Interview de M. Massoudou Hassoumi. ministre des Finances : “Notre souhait est que la BOAD poursuive davantage son engagement au Niger dans les domaines de la sécurité alimentaire, les infrastructures routières et l'énergie"

La Banque Ouest Africaine de Développement (BOAD), institution financière créée par les pères fondateurs de l’UEMOA) a fêté, le 14 novembre 2014 son 45ème anniversaire, à Lomé (Togo) avec l’organisation d’un forum dédié à la réflexion sous le thème « l’Energie solaire dans l’économie des pays de l’UEMOA : état des lieux, enjeux et politiques ». Le Niger a été représenté à ce rendez-vous par le ministre des Finances, M. Massoudou Hassoumi, qui a bien voulu accorder une interview à notre reporter, lui-même invité au forum.

Monsieur le ministre, la Banque Ouest Africaine de Développement (BOAD) a fêté ses 45 ans d’existence au service du développement des Etats membres de l’UEMOA, ce 14 novembre 2018. Comment vous appréciez le chemin parcouru par cette institution dont l’objectif est de promouvoir l’intégration sous-régionale des pays de l’Union à travers le financement des projets de développement ?

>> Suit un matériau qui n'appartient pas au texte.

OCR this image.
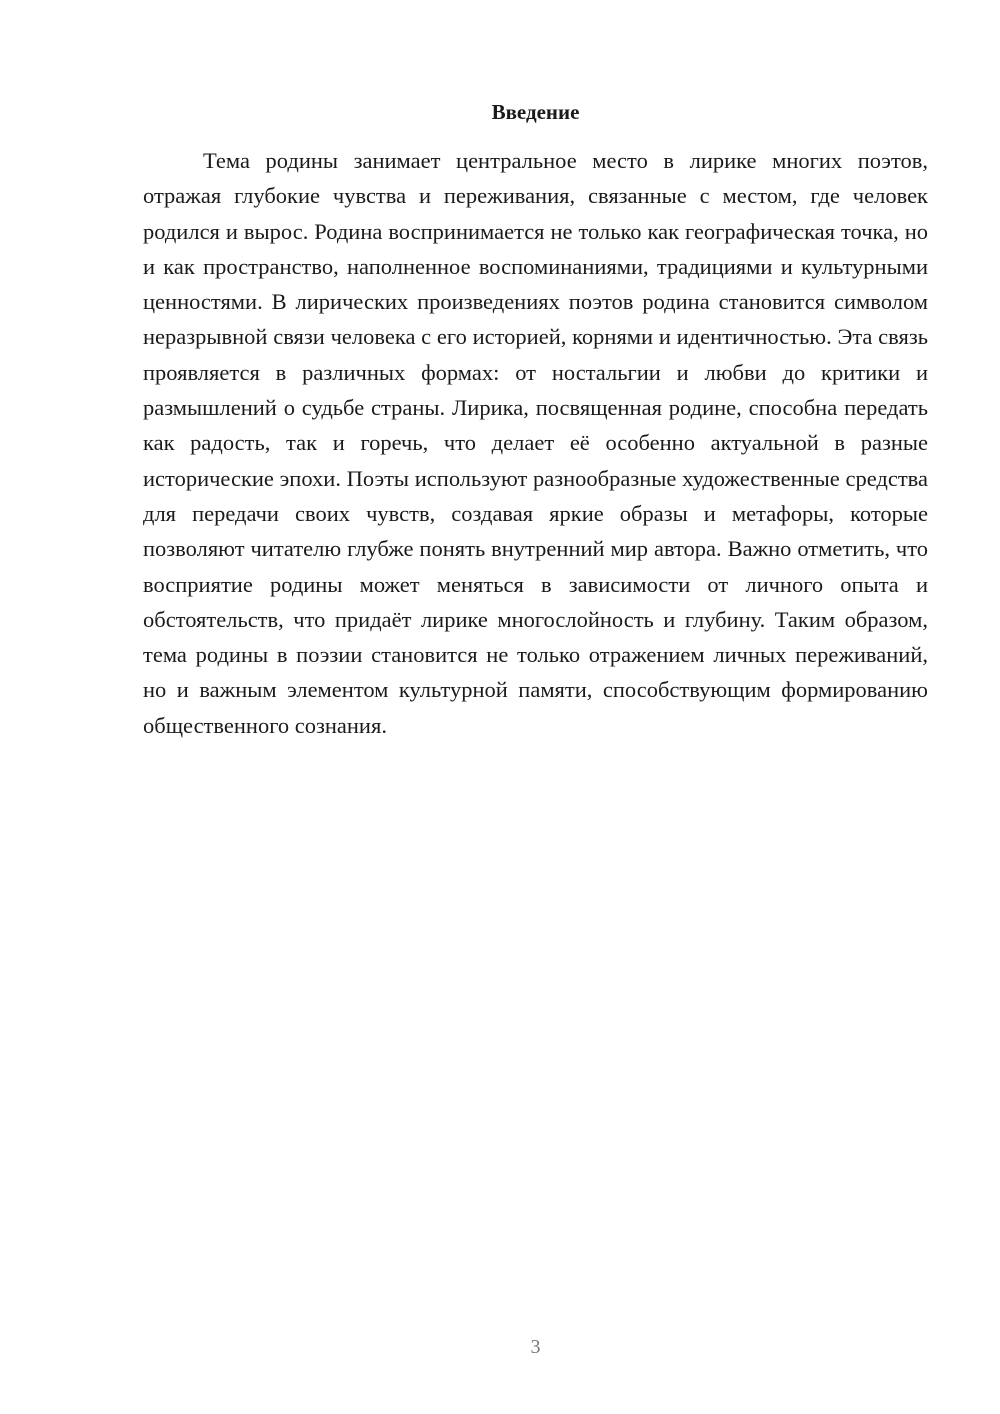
Введение

Тема родины занимает центральное место в лирике многих поэтов, отражая глубокие чувства и переживания, связанные с местом, где человек родился и вырос. Родина воспринимается не только как географическая точка, но и как пространство, наполненное воспоминаниями, традициями и культурными ценностями. В лирических произведениях поэтов родина становится символом неразрывной связи человека с его историей, корнями и идентичностью. Эта связь проявляется в различных формах: от ностальгии и любви до критики и размышлений о судьбе страны. Лирика, посвященная родине, способна передать как радость, так и горечь, что делает её особенно актуальной в разные исторические эпохи. Поэты используют разнообразные художественные средства для передачи своих чувств, создавая яркие образы и метафоры, которые позволяют читателю глубже понять внутренний мир автора. Важно отметить, что восприятие родины может меняться в зависимости от личного опыта и обстоятельств, что придаёт лирике многослойность и глубину. Таким образом, тема родины в поэзии становится не только отражением личных переживаний, но и важным элементом культурной памяти, способствующим формированию общественного сознания.

3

Effectivement, la BOAD vient de fêter son 45ême anniversaire. Elle est une des deux institutions créées par les pères fondateurs de l’UEMOA après la Banque Centrale des Etats de l’Afrique de l’Ouest (BCEAO) qui est d’ailleurs l’actionnaire principal de l’institution sous régionale dédiée au développement. La BOAD a été créée en 1973. En effet, de 1973 à aujourd’hui, on peut aisément le dire sans risque de se tromper que la banque a parcouru un long chemin à la satisfaction de l’ensemble des pays de l’Union. A la date de fin septembre 2018, les engagements de la BOAD s’élèvent à 5293,5 milliards de l’Union Economique et Monétaire Ouest Africaine. C’est quand même énorme comme engagement au travers de 1138 opérations. Voilà le chemin parcouru. Ces chiffres expriment éloquemment que le pari a été tenu. C’est donc le lieu pour nous de rendre un hommage mérité aux pères fondateurs.

Etant un Etat membre de l’UE-MOA, notre pays a bénéficié ces dernières années du soutien de la Banque dans le cadre du financement de plusieurs projets de développement. Quels sont les projets structurants pour lesquels elle a considérablement aidé le Niger ?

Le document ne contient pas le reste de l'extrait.